Because being a dark-skinned peasant girl from the south is not an easy thing at Sinegard. Targeted from the outset by rival classmates for her color, poverty, and gender, Rin discovers she possesses a lethal, unearthly power—an aptitude for the nearly-mythical art of shamanism. Exploring the depths of her gift with the help of a seemingly insane teacher and psychoactive substances, Rin learns that gods long thought dead are very much alive—and that mastering control over those powers could mean more than just surviving school.
For while the Nikara Empire is at peace, the Federation of Mugen still lurks across a narrow sea. The militarily advanced Federation occupied Nikan for decades after the First Poppy War, and only barely lost the continent in the Second. And while most of the people are complacent to go about their lives, a few are aware that a Third Poppy War is just a spark away . . .
Rin’s shamanic powers may be the only way to save her people. But as she finds out more about the god that has chosen her, the vengeful Phoenix, she fears that winning the war may cost her humanity . . . and that it may already be too late.
So this is yet another very delayed review from #readtheworldathon – this time for the ‘Celebrate WOC’ square. I’d owned this for ages, having actually received it as an ARC but I forgot all about it until suddenly I started seeing hype for it everywhere and knew I had to read it.
This book can be split into several parts and so just when you think you know what’s going on, things take an unexpected turn and suddenly it’s a completely different novel. I adored this book for a multitude of reasons and it’s hard to narrow it down.
Firstly, this book is incredibly heavily inspired by Chinese history and culture which makes the world so rich and interesting. Some of the events are inspired by real events (I won’t say what because of spoilers, but suffice to say that a lot of the “bad” things that happen are based on real events) but as well as big things like that, it was also nice spotting the much smaller references. For example, the Keju is clearly inspired by the Gaokao and then there are throwaway remarks such as warning Rin to be careful of ‘gutter oil’. There’s probably way more references that also completely flew over my head due to my lack of in-depth knowledge about China and I definitely think I’m going to want to read this again to try and spot as many as I can.

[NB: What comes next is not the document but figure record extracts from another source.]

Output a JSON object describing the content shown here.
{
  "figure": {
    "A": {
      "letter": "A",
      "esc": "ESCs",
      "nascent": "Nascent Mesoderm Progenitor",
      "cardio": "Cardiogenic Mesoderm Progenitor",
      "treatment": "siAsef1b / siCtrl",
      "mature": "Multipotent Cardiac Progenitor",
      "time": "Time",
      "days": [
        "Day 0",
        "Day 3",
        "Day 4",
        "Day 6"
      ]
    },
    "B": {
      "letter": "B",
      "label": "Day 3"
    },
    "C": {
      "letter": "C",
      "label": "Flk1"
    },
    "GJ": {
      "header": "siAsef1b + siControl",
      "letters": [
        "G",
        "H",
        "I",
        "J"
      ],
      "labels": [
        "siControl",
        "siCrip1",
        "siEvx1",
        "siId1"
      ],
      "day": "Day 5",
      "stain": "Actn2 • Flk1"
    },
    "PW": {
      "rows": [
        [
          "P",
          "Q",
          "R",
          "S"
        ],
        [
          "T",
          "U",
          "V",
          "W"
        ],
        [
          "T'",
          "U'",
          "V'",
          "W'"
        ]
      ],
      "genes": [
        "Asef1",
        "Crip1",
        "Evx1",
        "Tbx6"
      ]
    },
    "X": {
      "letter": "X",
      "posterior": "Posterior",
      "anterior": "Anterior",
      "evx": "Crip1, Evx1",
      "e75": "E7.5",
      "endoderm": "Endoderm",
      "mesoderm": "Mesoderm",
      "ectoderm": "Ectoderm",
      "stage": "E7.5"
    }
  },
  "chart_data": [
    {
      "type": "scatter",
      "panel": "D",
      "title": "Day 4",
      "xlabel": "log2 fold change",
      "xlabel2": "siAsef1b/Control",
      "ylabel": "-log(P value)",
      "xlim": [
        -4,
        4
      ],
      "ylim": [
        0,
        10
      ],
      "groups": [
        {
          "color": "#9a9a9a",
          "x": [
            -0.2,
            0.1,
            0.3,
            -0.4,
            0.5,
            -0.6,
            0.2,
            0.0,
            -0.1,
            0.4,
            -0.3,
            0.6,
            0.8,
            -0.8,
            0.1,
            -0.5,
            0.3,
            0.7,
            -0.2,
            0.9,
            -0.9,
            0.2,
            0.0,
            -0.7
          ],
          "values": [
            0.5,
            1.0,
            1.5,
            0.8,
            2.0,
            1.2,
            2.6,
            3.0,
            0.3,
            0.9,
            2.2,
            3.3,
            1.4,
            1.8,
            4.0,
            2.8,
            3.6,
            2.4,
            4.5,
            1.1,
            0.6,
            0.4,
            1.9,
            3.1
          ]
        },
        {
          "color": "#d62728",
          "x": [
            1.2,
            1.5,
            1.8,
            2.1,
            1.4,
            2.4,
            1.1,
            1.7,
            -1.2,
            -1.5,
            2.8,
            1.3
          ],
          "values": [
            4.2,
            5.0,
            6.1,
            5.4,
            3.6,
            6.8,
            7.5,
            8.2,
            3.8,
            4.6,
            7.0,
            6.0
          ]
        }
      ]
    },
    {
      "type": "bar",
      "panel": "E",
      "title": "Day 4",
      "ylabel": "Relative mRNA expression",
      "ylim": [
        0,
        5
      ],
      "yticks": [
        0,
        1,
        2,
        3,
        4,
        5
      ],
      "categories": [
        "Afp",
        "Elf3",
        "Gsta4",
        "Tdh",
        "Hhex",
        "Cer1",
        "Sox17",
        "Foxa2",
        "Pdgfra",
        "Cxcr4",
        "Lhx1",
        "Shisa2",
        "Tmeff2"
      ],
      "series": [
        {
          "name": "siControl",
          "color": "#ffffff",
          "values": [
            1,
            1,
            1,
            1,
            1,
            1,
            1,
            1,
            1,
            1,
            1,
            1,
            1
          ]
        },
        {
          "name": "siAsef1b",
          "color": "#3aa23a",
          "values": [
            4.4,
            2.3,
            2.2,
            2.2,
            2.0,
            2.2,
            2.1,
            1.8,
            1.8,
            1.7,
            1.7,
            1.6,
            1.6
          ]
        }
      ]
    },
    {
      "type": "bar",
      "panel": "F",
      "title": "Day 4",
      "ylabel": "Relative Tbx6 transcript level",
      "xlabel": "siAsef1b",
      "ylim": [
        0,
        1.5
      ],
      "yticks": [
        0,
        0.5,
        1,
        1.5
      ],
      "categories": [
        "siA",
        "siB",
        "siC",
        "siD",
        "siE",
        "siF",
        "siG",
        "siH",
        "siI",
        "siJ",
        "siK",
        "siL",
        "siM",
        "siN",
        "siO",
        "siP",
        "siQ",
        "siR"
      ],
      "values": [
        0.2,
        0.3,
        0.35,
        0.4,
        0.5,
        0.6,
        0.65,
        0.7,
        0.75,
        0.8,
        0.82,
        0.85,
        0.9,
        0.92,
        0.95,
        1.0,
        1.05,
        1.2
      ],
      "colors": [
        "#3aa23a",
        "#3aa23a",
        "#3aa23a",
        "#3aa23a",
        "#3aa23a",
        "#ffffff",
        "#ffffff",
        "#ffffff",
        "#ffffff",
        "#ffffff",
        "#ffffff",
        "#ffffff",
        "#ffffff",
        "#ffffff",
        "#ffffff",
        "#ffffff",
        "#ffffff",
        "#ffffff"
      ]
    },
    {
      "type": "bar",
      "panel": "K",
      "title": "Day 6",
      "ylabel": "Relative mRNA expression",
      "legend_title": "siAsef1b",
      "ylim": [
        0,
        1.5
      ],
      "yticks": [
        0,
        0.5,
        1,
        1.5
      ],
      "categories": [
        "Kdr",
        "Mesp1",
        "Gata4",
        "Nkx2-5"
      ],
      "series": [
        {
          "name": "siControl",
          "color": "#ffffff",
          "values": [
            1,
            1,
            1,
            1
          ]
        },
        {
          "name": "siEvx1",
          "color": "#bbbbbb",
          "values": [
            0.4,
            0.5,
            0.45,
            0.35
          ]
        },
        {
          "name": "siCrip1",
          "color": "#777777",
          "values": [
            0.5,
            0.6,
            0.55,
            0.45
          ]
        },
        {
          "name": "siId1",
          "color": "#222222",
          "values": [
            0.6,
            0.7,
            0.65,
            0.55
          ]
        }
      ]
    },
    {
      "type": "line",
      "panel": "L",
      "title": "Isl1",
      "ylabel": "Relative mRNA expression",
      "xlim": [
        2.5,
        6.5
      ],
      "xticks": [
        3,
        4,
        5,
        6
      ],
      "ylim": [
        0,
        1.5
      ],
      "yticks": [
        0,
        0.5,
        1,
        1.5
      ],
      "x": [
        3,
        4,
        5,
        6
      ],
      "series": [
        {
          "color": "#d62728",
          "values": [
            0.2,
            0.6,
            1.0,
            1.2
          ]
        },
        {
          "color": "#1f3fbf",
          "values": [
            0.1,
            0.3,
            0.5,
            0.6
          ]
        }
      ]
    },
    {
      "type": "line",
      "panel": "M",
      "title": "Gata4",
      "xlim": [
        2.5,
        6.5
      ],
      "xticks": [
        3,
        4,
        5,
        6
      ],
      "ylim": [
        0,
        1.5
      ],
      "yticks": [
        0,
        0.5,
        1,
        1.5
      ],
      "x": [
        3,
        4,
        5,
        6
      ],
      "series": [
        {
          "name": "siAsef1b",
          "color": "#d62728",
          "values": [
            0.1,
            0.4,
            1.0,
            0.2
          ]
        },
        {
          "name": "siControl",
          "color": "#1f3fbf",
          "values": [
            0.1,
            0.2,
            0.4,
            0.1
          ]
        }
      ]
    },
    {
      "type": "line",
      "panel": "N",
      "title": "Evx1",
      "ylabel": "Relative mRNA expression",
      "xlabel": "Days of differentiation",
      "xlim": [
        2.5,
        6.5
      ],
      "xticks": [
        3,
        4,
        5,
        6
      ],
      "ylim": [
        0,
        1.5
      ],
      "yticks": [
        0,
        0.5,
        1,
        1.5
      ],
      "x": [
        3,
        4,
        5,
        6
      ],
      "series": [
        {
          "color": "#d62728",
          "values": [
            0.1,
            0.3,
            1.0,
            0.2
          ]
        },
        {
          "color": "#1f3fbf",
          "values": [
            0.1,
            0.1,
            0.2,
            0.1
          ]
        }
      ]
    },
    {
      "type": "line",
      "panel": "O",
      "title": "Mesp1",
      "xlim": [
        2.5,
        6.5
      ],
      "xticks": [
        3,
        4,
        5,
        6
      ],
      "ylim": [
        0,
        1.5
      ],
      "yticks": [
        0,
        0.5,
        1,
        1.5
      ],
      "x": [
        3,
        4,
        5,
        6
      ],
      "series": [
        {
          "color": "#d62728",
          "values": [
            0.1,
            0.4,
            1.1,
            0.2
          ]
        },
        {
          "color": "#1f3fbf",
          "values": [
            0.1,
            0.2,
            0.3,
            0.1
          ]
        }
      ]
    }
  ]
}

The novel starts off with Rin at her academy and I’m a huge fan of novels that involve studying (I love school) so the setting appealed to me straight away. We don’t stay at the school for the entire novel, but the other settings are just as interesting. The characters are all very interesting too and it’s really rewarding to watch Rin evolve as a person throughout the novel.
There’s a lot I could say about this book, but I’m aware of the levels of hype surrounding it and I want to avoid saying too much because of potential spoilers. All I’ll say is that I highly, highly recommend it and have been recommending it to a lot of people. Indeed, the only people I wouldn’t recommend this to are those that don’t enjoy books with a lot of violence.